Linton and others have described the sounds as
“harp-like” or similar to human voices or the sound of metal cables crashing against each other, but no satisfactory explanation has yet been offered for their origin.
[...]
Geologist Frank H. Bradley explored and documented Yellowstone’s natural wonders as a member of the Hayden Expeditions, and wrote in 1873 about hearing odd sounds along the shore of Yellowstone Lake.
“While getting breakfast, we heard every few moments a curious sound, between a whistle and a hoarse whine, whose locality and character we could not at first determine, though we were inclined to refer it to water-fowl on the other side of the lake,” Bradley wrote in his account of the geologic survey of the area.
There have been various explanations proposed for the sounds, ranging from fanciful speculation to educated guesses, often centered around the park’s
unique geology.
An August 1930 article in Popular Science magazine cited “mild earthquakes, their sounds possibly magnified in underground caverns like sound boxes” as one potential explanation.
The article also referenced a theory put forward by F. C. Marvin, chief of the U.S. Weather Bureau, who based his ideas on observations by Glen Jefferson, a Yellowstone meteorologist.
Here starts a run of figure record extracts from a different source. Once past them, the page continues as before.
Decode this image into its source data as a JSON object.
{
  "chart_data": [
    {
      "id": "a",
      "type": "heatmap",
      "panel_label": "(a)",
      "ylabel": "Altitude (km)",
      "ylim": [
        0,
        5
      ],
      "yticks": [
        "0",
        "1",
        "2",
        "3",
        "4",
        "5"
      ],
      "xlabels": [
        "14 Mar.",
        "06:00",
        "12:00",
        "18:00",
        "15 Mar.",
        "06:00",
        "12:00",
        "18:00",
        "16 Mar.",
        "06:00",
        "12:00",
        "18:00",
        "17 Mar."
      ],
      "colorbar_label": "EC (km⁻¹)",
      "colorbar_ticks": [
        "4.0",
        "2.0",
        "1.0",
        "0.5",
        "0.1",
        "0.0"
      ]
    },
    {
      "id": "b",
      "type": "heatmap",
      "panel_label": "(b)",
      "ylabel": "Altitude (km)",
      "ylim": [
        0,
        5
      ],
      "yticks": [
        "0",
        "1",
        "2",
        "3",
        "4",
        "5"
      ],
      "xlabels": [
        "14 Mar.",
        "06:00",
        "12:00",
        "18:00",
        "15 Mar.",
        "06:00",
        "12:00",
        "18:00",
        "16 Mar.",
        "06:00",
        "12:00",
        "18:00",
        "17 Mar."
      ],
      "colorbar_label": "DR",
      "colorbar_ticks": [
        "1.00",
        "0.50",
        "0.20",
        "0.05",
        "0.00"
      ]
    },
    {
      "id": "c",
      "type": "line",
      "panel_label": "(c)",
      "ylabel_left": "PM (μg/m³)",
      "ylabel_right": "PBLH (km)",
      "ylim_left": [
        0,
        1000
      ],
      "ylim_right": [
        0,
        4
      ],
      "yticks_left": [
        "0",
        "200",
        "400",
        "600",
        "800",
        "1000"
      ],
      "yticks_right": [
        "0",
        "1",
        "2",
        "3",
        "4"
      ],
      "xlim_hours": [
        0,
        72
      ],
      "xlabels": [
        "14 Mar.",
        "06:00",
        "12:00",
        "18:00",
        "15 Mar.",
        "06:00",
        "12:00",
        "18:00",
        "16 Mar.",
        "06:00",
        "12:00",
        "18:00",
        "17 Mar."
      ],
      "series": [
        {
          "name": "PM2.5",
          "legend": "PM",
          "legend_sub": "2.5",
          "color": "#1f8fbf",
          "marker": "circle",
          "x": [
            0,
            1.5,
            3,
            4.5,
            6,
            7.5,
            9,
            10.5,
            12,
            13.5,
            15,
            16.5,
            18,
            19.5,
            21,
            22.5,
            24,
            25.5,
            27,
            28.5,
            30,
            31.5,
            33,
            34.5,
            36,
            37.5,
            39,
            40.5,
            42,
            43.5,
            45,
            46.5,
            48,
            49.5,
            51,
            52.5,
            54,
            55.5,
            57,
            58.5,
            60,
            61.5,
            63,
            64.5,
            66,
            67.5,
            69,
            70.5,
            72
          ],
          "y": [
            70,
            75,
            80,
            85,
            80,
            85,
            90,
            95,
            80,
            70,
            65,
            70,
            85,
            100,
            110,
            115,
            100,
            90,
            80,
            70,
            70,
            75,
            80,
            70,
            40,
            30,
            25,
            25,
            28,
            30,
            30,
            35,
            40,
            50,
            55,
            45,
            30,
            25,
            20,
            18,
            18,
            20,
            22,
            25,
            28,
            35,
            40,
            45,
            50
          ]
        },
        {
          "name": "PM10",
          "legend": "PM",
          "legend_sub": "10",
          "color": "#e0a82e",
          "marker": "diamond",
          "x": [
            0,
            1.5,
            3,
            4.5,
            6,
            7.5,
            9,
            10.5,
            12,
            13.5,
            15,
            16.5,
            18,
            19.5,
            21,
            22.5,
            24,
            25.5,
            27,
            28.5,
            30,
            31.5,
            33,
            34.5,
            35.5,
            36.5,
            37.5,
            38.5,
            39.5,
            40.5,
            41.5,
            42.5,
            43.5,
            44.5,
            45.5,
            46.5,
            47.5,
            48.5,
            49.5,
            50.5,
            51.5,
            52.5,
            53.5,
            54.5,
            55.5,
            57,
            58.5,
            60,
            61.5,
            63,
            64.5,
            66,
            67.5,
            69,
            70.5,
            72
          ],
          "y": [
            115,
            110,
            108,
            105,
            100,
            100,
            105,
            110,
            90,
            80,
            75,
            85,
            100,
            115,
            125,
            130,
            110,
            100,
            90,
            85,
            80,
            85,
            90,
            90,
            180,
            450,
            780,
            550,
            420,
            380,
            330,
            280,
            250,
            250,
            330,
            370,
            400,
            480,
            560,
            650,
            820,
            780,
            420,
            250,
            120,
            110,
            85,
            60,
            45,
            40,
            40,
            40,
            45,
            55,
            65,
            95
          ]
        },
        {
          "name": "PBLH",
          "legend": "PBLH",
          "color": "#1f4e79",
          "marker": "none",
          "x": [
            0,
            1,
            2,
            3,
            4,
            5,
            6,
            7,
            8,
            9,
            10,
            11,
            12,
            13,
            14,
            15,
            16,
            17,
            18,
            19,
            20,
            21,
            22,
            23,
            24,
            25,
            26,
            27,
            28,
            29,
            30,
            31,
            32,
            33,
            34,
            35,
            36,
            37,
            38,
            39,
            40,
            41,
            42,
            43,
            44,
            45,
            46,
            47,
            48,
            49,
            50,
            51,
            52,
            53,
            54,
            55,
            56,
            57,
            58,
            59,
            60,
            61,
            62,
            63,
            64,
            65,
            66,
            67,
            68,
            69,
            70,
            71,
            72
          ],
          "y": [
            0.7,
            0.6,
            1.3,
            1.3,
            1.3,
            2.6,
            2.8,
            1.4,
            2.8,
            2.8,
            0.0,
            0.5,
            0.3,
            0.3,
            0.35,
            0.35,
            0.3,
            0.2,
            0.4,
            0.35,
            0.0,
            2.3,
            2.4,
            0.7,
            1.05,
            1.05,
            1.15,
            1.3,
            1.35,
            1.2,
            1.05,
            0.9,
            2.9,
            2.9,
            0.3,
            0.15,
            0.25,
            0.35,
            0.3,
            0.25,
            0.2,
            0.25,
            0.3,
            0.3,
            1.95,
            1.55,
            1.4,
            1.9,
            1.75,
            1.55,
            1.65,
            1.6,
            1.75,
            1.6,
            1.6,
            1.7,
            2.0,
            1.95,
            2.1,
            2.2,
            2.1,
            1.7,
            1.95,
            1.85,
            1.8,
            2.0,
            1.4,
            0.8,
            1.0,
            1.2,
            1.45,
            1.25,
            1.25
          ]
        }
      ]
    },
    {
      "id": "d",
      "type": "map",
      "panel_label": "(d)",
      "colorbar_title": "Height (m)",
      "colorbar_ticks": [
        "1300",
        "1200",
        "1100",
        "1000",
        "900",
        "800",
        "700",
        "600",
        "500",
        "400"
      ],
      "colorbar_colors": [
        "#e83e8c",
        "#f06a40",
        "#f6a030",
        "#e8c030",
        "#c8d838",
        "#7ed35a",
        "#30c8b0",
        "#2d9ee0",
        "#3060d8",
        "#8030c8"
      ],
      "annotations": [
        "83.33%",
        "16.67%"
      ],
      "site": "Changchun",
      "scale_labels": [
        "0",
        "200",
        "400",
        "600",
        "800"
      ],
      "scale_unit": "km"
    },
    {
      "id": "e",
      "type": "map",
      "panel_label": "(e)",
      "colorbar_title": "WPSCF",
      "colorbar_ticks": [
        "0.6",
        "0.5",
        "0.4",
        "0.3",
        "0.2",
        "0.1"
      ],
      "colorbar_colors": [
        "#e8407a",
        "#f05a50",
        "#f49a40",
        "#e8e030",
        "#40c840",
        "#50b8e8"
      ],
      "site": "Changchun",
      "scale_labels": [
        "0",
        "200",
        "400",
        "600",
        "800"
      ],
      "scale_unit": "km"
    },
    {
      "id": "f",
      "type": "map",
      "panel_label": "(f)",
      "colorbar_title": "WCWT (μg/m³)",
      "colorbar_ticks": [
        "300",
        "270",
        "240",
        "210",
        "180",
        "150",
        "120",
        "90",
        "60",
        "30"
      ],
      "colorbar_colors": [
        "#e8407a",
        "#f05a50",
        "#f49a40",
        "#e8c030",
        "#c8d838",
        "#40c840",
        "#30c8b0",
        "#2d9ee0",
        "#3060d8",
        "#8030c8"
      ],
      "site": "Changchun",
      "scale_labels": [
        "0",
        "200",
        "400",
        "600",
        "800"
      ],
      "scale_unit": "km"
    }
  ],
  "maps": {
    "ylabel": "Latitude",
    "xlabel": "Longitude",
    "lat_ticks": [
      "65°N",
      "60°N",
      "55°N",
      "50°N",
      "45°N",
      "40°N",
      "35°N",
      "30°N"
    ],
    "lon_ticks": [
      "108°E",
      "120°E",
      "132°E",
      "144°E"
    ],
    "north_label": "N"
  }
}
Marvin noted that temperature inversions are not uncommon above Yellowstone Lake, where warmer air above the lake sits atop cooler air near the water’s surface.
He posited that such inversions
“may alter the normal way that the air conducts sound,” the article states. “It might produce sound mirages, in which distant noises of geysers, birds or steamboats might appear to come from near at hand.”